Menurut SBTi (Science Based Target Initiative), target perusahaan untuk mengurangi GRK emisi dianggap berbasis sains jika sesuai dengan dengan realitas sains iklim terbaru untuk mencapai tujuan Perjanjian Paris: untuk membatasi pemanasan global di bawah 2°C dan mengejar upaya untuk membatasi pemanasan bumi hingga 1,5°C.
SBTi telah mengembangkan panduan sektor apparel and footwear yang dapat digunakan oleh perusahaan untuk menghitung dan merencanakan aksi penurunan emisi di rantai nilai baik jangka pendek, maupun jangka panjang mereka sesuai dengan target penurunan emisi global.

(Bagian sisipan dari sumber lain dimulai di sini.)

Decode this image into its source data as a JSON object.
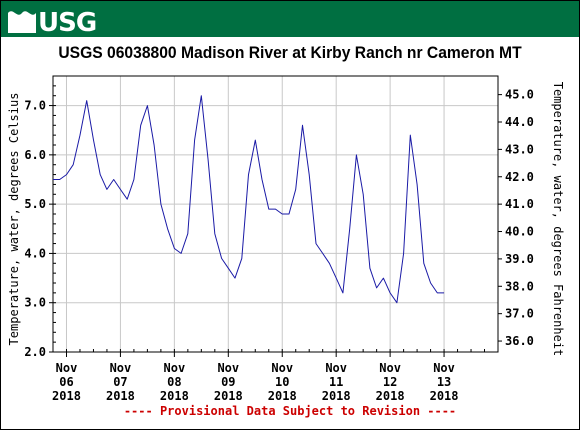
{
  "header": {
    "logo_text": "USGS",
    "banner_color": "#006f41",
    "logo_name": "usgs-logo"
  },
  "chart_data": {
    "type": "line",
    "title": "USGS 06038800 Madison River at Kirby Ranch nr Cameron MT",
    "ylabel": "Temperature, water, degrees Celsius",
    "y2label": "Temperature, water, degrees Fahrenheit",
    "ylim": [
      2.0,
      7.6
    ],
    "y2lim": [
      35.6,
      45.68
    ],
    "yticks": [
      "2.0",
      "3.0",
      "4.0",
      "5.0",
      "6.0",
      "7.0"
    ],
    "y2ticks": [
      "36.0",
      "37.0",
      "38.0",
      "39.0",
      "40.0",
      "41.0",
      "42.0",
      "43.0",
      "44.0",
      "45.0"
    ],
    "xlim": [
      "2018-11-05 18:00",
      "2018-11-14 00:00"
    ],
    "xticks": [
      {
        "label": [
          "Nov",
          "06",
          "2018"
        ],
        "date": "2018-11-06"
      },
      {
        "label": [
          "Nov",
          "07",
          "2018"
        ],
        "date": "2018-11-07"
      },
      {
        "label": [
          "Nov",
          "08",
          "2018"
        ],
        "date": "2018-11-08"
      },
      {
        "label": [
          "Nov",
          "09",
          "2018"
        ],
        "date": "2018-11-09"
      },
      {
        "label": [
          "Nov",
          "10",
          "2018"
        ],
        "date": "2018-11-10"
      },
      {
        "label": [
          "Nov",
          "11",
          "2018"
        ],
        "date": "2018-11-11"
      },
      {
        "label": [
          "Nov",
          "12",
          "2018"
        ],
        "date": "2018-11-12"
      },
      {
        "label": [
          "Nov",
          "13",
          "2018"
        ],
        "date": "2018-11-13"
      }
    ],
    "grid": true,
    "line_color": "#1a1aa6",
    "series": [
      {
        "x": [
          "2018-11-05 18:00",
          "2018-11-05 21:00",
          "2018-11-06 00:00",
          "2018-11-06 03:00",
          "2018-11-06 06:00",
          "2018-11-06 09:00",
          "2018-11-06 12:00",
          "2018-11-06 15:00",
          "2018-11-06 18:00",
          "2018-11-06 21:00",
          "2018-11-07 00:00",
          "2018-11-07 03:00",
          "2018-11-07 06:00",
          "2018-11-07 09:00",
          "2018-11-07 12:00",
          "2018-11-07 15:00",
          "2018-11-07 18:00",
          "2018-11-07 21:00",
          "2018-11-08 00:00",
          "2018-11-08 03:00",
          "2018-11-08 06:00",
          "2018-11-08 09:00",
          "2018-11-08 12:00",
          "2018-11-08 15:00",
          "2018-11-08 18:00",
          "2018-11-08 21:00",
          "2018-11-09 00:00",
          "2018-11-09 03:00",
          "2018-11-09 06:00",
          "2018-11-09 09:00",
          "2018-11-09 12:00",
          "2018-11-09 15:00",
          "2018-11-09 18:00",
          "2018-11-09 21:00",
          "2018-11-10 00:00",
          "2018-11-10 03:00",
          "2018-11-10 06:00",
          "2018-11-10 09:00",
          "2018-11-10 12:00",
          "2018-11-10 15:00",
          "2018-11-10 18:00",
          "2018-11-10 21:00",
          "2018-11-11 00:00",
          "2018-11-11 03:00",
          "2018-11-11 06:00",
          "2018-11-11 09:00",
          "2018-11-11 12:00",
          "2018-11-11 15:00",
          "2018-11-11 18:00",
          "2018-11-11 21:00",
          "2018-11-12 00:00",
          "2018-11-12 03:00",
          "2018-11-12 06:00",
          "2018-11-12 09:00",
          "2018-11-12 12:00",
          "2018-11-12 15:00",
          "2018-11-12 18:00",
          "2018-11-12 21:00",
          "2018-11-13 00:00"
        ],
        "values": [
          5.5,
          5.5,
          5.6,
          5.8,
          6.4,
          7.1,
          6.3,
          5.6,
          5.3,
          5.5,
          5.3,
          5.1,
          5.5,
          6.6,
          7.0,
          6.2,
          5.0,
          4.5,
          4.1,
          4.0,
          4.4,
          6.3,
          7.2,
          5.9,
          4.4,
          3.9,
          3.7,
          3.5,
          3.9,
          5.6,
          6.3,
          5.5,
          4.9,
          4.9,
          4.8,
          4.8,
          5.3,
          6.6,
          5.6,
          4.2,
          4.0,
          3.8,
          3.5,
          3.2,
          4.5,
          6.0,
          5.2,
          3.7,
          3.3,
          3.5,
          3.2,
          3.0,
          4.0,
          6.4,
          5.4,
          3.8,
          3.4,
          3.2,
          3.2
        ]
      }
    ]
  },
  "footer": {
    "text": "---- Provisional Data Subject to Revision ----"
  }
}
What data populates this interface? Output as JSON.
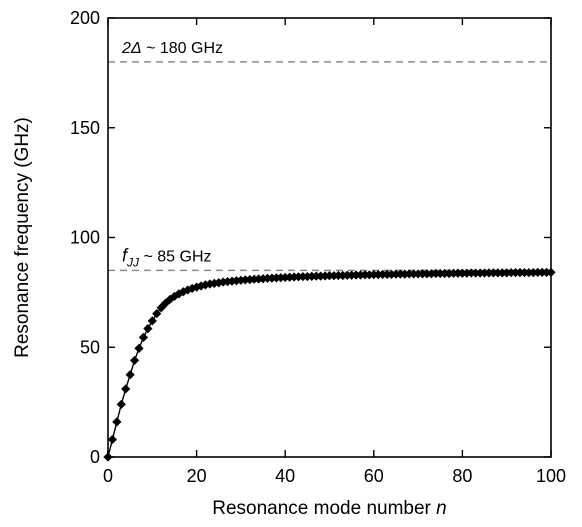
{
  "chart_data": {
    "type": "line",
    "title": "",
    "xlabel": "Resonance mode number",
    "xlabel_var": "n",
    "ylabel": "Resonance frequency (GHz)",
    "xlim": [
      0,
      100
    ],
    "ylim": [
      0,
      200
    ],
    "x_ticks": [
      0,
      20,
      40,
      60,
      80,
      100
    ],
    "y_ticks": [
      0,
      50,
      100,
      150,
      200
    ],
    "grid": false,
    "marker": "diamond",
    "colors": {
      "series": "#000000",
      "reference": "#8c8c8c"
    },
    "series": [
      {
        "x": [
          0,
          1,
          2,
          3,
          4,
          5,
          6,
          7,
          8,
          9,
          10,
          11,
          12,
          13,
          14,
          15,
          16,
          17,
          18,
          19,
          20,
          21,
          22,
          23,
          24,
          25,
          26,
          27,
          28,
          29,
          30,
          31,
          32,
          33,
          34,
          35,
          36,
          37,
          38,
          39,
          40,
          41,
          42,
          43,
          44,
          45,
          46,
          47,
          48,
          49,
          50,
          51,
          52,
          53,
          54,
          55,
          56,
          57,
          58,
          59,
          60,
          61,
          62,
          63,
          64,
          65,
          66,
          67,
          68,
          69,
          70,
          71,
          72,
          73,
          74,
          75,
          76,
          77,
          78,
          79,
          80,
          81,
          82,
          83,
          84,
          85,
          86,
          87,
          88,
          89,
          90,
          91,
          92,
          93,
          94,
          95,
          96,
          97,
          98,
          99,
          100
        ],
        "values": [
          0,
          8,
          16,
          24,
          31,
          37.5,
          44,
          49.5,
          54.5,
          58.5,
          62,
          65.3,
          68,
          70.1,
          71.8,
          73.2,
          74.3,
          75.3,
          76.1,
          76.8,
          77.4,
          77.9,
          78.4,
          78.8,
          79.1,
          79.4,
          79.7,
          79.9,
          80.1,
          80.3,
          80.5,
          80.7,
          80.8,
          81,
          81.1,
          81.2,
          81.4,
          81.5,
          81.6,
          81.7,
          81.8,
          81.9,
          82,
          82.1,
          82.2,
          82.2,
          82.3,
          82.4,
          82.4,
          82.5,
          82.6,
          82.6,
          82.7,
          82.7,
          82.8,
          82.8,
          82.9,
          82.9,
          83,
          83,
          83.1,
          83.1,
          83.2,
          83.2,
          83.2,
          83.3,
          83.3,
          83.3,
          83.4,
          83.4,
          83.4,
          83.5,
          83.5,
          83.5,
          83.6,
          83.6,
          83.6,
          83.6,
          83.7,
          83.7,
          83.7,
          83.7,
          83.8,
          83.8,
          83.8,
          83.8,
          83.9,
          83.9,
          83.9,
          83.9,
          83.9,
          84,
          84,
          84,
          84,
          84,
          84,
          84.1,
          84.1,
          84.1,
          84.1
        ]
      }
    ],
    "reference_lines": [
      {
        "y": 180,
        "label_main": "2Δ",
        "label_rest": " ~ 180 GHz"
      },
      {
        "y": 85,
        "label_main": "f",
        "label_sub": "JJ",
        "label_rest": " ~ 85 GHz"
      }
    ]
  }
}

Gambar 1. SBTi apparel, textile and footwear sector target scope
Target berbasis sains dapat meningkatkan kinerja perusahaan, memberikan keunggulan kompetitif dalam transisi ke ekonomi rendah karbon. Melalui perencanaan peta jalan penurunan emisi dengan target berbasis sains (SBT), perusahaan dapat menerima manfaat, seperti: meningkatkan ketahanan dan daya saing bisnis sehingga mendorong inovasi dan mengubah praktik bisnis, membangun kredibilitas dan reputasi baik ke konsumen maupun ke investor, serta bersiap dalam menghadapi ketidakpastian regulasi di tingkat lokal maupun global.